Myths About Business Loan

No matter how big or little, every business owner occasionally needs extra cash to pay short- or long-term expenses that the company’s revenue or cash flows cannot support. In such circumstances, business owners can either invest their own money or seek outside funding such as a business startup loan in Gujarat


A business loan is a type of credit that can be used to bridge the gap in short-term expenses, such as those paying salaries, buying machinery, paying off utility bills, or paying rent, as well as for long-term expansion, such as establishing a new factory or office.


However, a lot of business owners frequently have a number of questions regarding business loan in Jamnagar; especially those who own micro, small, or medium-sized businesses or who have never taken a business loan. 


Here are some prevalent myths and the counter truths about them –


Myth 1: You get business loans only from banks

One of the biggest misconceptions about business loans is this. Many business owners, particularly rookie ones, believe that business loans are solely available from banks. Many non-banking financing businesses (NBFCs) and modern fintech startups, however, offer this type of credit. The cheapest interest rates may be provided by banks, particularly state-run banks, but NBFCs and other alternative lenders provide quicker approvals, better customer service, flexible repayment options, and a number of other advantages.


Myth 2: Loan Approval is a complex process

Although many lenders have distinct procedures for approving company loans, fierce competition has prompted some lenders to streamline and accelerate their strategies. The days of lenders taking months to approve a company loan are long gone. A company loan application can now be finished online in a short amount of time. Within a few days, the lender can approve the loan and deposit the funds into the borrower’s bank account after verifying the documentation. Again, NBFCs are the most efficient in this situation, although other banks can require more time.

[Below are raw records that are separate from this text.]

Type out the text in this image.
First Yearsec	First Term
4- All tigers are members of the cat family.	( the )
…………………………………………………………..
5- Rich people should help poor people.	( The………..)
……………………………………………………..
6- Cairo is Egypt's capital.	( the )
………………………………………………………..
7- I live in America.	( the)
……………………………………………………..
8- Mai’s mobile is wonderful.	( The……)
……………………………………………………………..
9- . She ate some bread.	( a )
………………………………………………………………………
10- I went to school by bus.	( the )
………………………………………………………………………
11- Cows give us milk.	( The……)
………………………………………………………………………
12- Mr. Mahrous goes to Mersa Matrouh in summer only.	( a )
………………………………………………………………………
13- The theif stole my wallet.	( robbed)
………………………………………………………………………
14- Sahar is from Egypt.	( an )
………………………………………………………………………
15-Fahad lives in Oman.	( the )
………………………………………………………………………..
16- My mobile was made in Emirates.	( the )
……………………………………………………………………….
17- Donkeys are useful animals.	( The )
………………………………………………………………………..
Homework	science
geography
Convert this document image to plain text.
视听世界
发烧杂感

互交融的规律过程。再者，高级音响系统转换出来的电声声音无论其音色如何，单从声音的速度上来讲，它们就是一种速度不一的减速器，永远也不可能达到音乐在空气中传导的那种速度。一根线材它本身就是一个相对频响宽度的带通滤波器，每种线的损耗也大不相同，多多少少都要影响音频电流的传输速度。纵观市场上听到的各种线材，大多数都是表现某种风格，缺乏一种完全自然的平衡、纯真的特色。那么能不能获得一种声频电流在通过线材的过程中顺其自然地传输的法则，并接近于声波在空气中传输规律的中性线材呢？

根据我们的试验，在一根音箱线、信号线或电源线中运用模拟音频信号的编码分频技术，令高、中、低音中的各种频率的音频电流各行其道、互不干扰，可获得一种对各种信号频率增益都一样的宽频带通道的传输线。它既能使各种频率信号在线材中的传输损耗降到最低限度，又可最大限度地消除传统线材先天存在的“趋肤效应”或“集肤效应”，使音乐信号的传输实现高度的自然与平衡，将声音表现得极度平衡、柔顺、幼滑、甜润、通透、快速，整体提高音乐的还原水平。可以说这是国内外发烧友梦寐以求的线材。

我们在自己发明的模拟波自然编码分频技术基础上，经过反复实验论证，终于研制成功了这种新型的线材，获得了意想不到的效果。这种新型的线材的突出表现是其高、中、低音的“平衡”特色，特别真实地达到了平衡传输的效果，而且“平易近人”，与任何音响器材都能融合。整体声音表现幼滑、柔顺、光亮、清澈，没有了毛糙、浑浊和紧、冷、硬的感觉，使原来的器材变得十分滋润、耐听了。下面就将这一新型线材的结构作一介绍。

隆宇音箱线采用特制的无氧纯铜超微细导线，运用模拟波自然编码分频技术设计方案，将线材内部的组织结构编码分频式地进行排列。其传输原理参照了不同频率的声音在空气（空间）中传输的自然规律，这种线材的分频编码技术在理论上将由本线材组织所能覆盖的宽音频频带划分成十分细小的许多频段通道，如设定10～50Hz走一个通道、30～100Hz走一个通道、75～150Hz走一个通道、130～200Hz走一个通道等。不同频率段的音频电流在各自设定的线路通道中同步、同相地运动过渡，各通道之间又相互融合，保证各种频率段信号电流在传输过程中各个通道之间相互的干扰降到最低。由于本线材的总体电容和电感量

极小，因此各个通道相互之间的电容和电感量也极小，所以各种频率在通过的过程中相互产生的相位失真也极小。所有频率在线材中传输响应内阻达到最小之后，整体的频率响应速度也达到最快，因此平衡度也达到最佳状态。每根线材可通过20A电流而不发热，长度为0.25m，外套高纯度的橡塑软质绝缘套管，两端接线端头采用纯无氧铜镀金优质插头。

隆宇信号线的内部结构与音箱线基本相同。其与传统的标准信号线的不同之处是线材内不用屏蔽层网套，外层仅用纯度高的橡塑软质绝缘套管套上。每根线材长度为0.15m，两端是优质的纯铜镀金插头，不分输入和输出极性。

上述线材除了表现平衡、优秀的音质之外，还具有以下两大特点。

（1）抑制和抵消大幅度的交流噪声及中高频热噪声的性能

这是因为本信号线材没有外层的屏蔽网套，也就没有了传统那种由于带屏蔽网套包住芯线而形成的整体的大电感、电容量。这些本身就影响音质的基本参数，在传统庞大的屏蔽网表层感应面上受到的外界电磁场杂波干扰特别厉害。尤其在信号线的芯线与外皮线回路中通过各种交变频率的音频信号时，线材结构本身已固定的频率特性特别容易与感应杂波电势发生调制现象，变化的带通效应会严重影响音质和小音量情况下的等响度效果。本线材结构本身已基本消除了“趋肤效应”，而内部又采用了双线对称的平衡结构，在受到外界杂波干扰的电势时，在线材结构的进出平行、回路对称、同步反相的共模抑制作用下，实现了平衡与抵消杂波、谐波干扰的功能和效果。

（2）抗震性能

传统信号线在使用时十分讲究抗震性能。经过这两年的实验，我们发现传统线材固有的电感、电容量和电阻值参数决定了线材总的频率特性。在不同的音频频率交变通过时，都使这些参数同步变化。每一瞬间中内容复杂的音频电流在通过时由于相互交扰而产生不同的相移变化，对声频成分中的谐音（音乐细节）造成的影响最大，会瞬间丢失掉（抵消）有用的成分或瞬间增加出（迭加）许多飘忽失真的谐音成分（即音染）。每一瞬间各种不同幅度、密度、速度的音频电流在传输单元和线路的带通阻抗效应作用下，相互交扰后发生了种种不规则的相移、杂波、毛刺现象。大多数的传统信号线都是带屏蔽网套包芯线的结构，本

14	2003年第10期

Myth 3: Businesses Should Arrange A Collateral Before Getting a Loan

This is another widely held misconception, particularly among small business owners, that lenders want security in the form of an asset before issuing a loan. Because they either don’t have enough assets to pledge or don’t want to for fear of losing the assets, smaller enterprises are frequently discouraged from taking out loans as a result.

In truth, the majority of lenders offer both secured and unsecured company loans. Smaller unsecured business loans typically don’t demand any kind of security. Lines of credit, merchant cash advances, and other credit products without collateral are also provided by several lenders.


Myth 4: A Business Loan Is the Last Resort

Many individuals are wary of debt and believe that only businesses that are struggling financially or are doing poorly should take out loans. On the other hand, a business loan can assist an organisation in doing much more, from investing in marketing and technological upgrades to boosting operations and becoming more competitive with rivals.


Myth 5: Only Big Companies are Eligible for Business Loan

A company is not prohibited from requesting a business loan because of its size. Micro, small, and medium-sized businesses are aggressively lent to by several banks and NBFCs (MSMEs). Even enterprises that are just getting started and haven’t even begun to bring in income are given loans by several lenders.

Additionally, self-employed professionals are eligible to apply for business financing. For example, doctors can get a loan to open a clinic, and chartered accountants can get a loan to start or expand their accounting firm.

The ability of the firm to repay is more important to the lender than the size of the company. Therefore, a company can easily obtain a business loan if it is producing enough cash flow to pay down its debt on a regular basis. If the company can persuade the lender that it will use the loan to carry out a business expansion plan that will enable it to repay the debt, it may be able to obtain a loan even if its present cash flow is insufficient.